PUBLIC TRANSIT/A critical connection
Forty-six years after transit officials first envisioned building a high-speed rail connection from San Francisco to the city’s airport, their dream became reality. In June 2003, Bay Area Rapid Transit (BART) opened an 8.7-mile extension of its heavy rail system to the San Francisco International Airport. The $1.48 billion project, which took five years to complete, included the construction of an underground subway, aerial bridge structures and transit stations.
When BART was created in 1957, transit officials began planning a high-speed rail network that would connect the geographically diverse region and move passengers through the San Francisco metropolitan area. Steadily, the agency built the transit network components to meet demand for service, opening the first 75-mile leg in 1972.
In 1991, BART was selected by the Federal Transit Administration’s (FTA) Turnkey Demonstration Program to test new procurement contracting practices for major transit projects during the construction of the extension to the airport from an existing BART station at Colma. Plans for the extension included constructing 6.1 miles of subway tunnel and four transit stations. The BART stations would be situated at South San Francisco, San Bruno, and San Francisco International Airport, and an intermodal station at Millbrae would connect BART with the Caltrain commuter rail system that extends 180 miles from San Francisco to San Jose.
The federal program required that BART consolidate several contracts for the extension into a few design/build or design/build/operate contracts. In 1998, three out of four major design-build contracts for the extension were awarded to a team consisting of Sylmar, Calif.-based Tutor-Saliba/Slattery, a general contractor, and Kansas City, Mo.-based HNTB, a design firm. The team received the Line, Trackwork and Systems contract; the San Bruno Station and Parking Structure contract; and the South San Francisco Station and Parking Structure contract.
When the team started design and construction of the subway tunnel, they encountered a unique set of challenges. The tunnel passed through the cities of Colma, South San Francisco, San Bruno and Millbrae and crossed under 20 existing city streets. To keep all local streets open to traffic and to avoid disturbing businesses and residences, the team built temporary bridges for automobiles to travel over the work sites.
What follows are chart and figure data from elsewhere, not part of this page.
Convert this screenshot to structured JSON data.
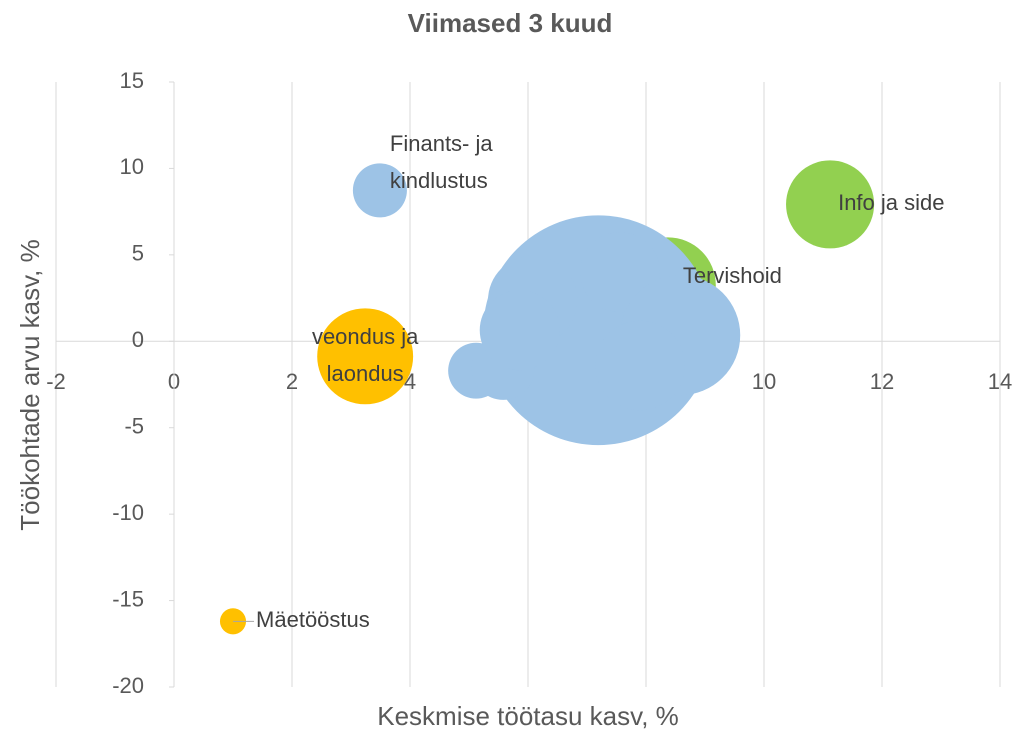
{
  "chart_data": {
    "type": "bubble",
    "title": "Viimased 3 kuud",
    "x_label": "Keskmise töötasu kasv, %",
    "y_label": "Töökohtade arvu kasv, %",
    "xlim": [
      -2,
      14
    ],
    "xticks": [
      -2,
      0,
      2,
      4,
      6,
      8,
      10,
      12,
      14
    ],
    "ylim": [
      -20,
      15
    ],
    "yticks": [
      -20,
      -15,
      -10,
      -5,
      0,
      5,
      10,
      15
    ],
    "grid": "x",
    "series": [
      {
        "color": "#ffc000",
        "x": [
          3.24,
          1.0
        ],
        "values": [
          -0.87,
          -16.2
        ],
        "sizes": [
          23,
          1.7
        ],
        "labels": [
          [
            "veondus ja",
            "laondus"
          ],
          [
            "Mäetööstus"
          ]
        ]
      },
      {
        "color": "#92d050",
        "x": [
          11.12,
          8.37
        ],
        "values": [
          7.92,
          3.24
        ],
        "sizes": [
          19.4,
          23
        ],
        "labels": [
          [
            "Info ja side"
          ],
          [
            "Tervishoid"
          ]
        ]
      },
      {
        "color": "#9dc3e6",
        "x": [
          3.49,
          7.19,
          7.56,
          6.08,
          8.58,
          7.9,
          5.12,
          5.58,
          5.86
        ],
        "values": [
          8.73,
          0.64,
          4.0,
          2.37,
          0.35,
          -1.4,
          -1.7,
          -1.56,
          0.64
        ],
        "sizes": [
          7.3,
          132,
          16,
          20,
          36,
          20,
          7.8,
          10,
          16
        ],
        "labels": [
          [
            "Finants- ja",
            "kindlustus"
          ],
          null,
          null,
          null,
          null,
          null,
          null,
          null,
          null
        ]
      }
    ]
  }
}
During construction of a 1.2-mile aerial guideway from the Millbrae station to the San Francisco International Airport, the team had to develop environmental mitigation plans to preserve sensitive wetlands that served as habitats for endangered species. The team designed and built a temporary work platform upon which all construction activity took place to avoid disturbing the sensitive environment. Additionally, construction workers attended special endangered species and wetlands preservation training, and biological monitors patrolled the construction site to ensure protection of the endangered species and their habitat.
Since the extension’s opening in June, daily ridership has reached 25,000 trips per day, and officials expect ridership to reach 70,000 trips by 2010. More than 100,000 passengers boarded the new extension during its first week in service. “The newly opened extension will eliminate 10,000 daily automobile trips to the airport, significantly contributing to the region’s efforts to relieve traffic congestion and comply with air-quality attainment regulations,” says Mike Callan, a BART project manager for the extension.
The project was funded with $750 million from the FTA, $200 million from the San Francisco International Airport, $183.7 million from BART, $171 million from the San Mateo County Transit District, $152 million from the California Transportation Commission and $26.5 million from the Metropolitan Transportation Commission. The extension brings the total BART system to 104 miles with 43 stations, and its direct connection to the airport provides passengers with a new link to the rest of the world.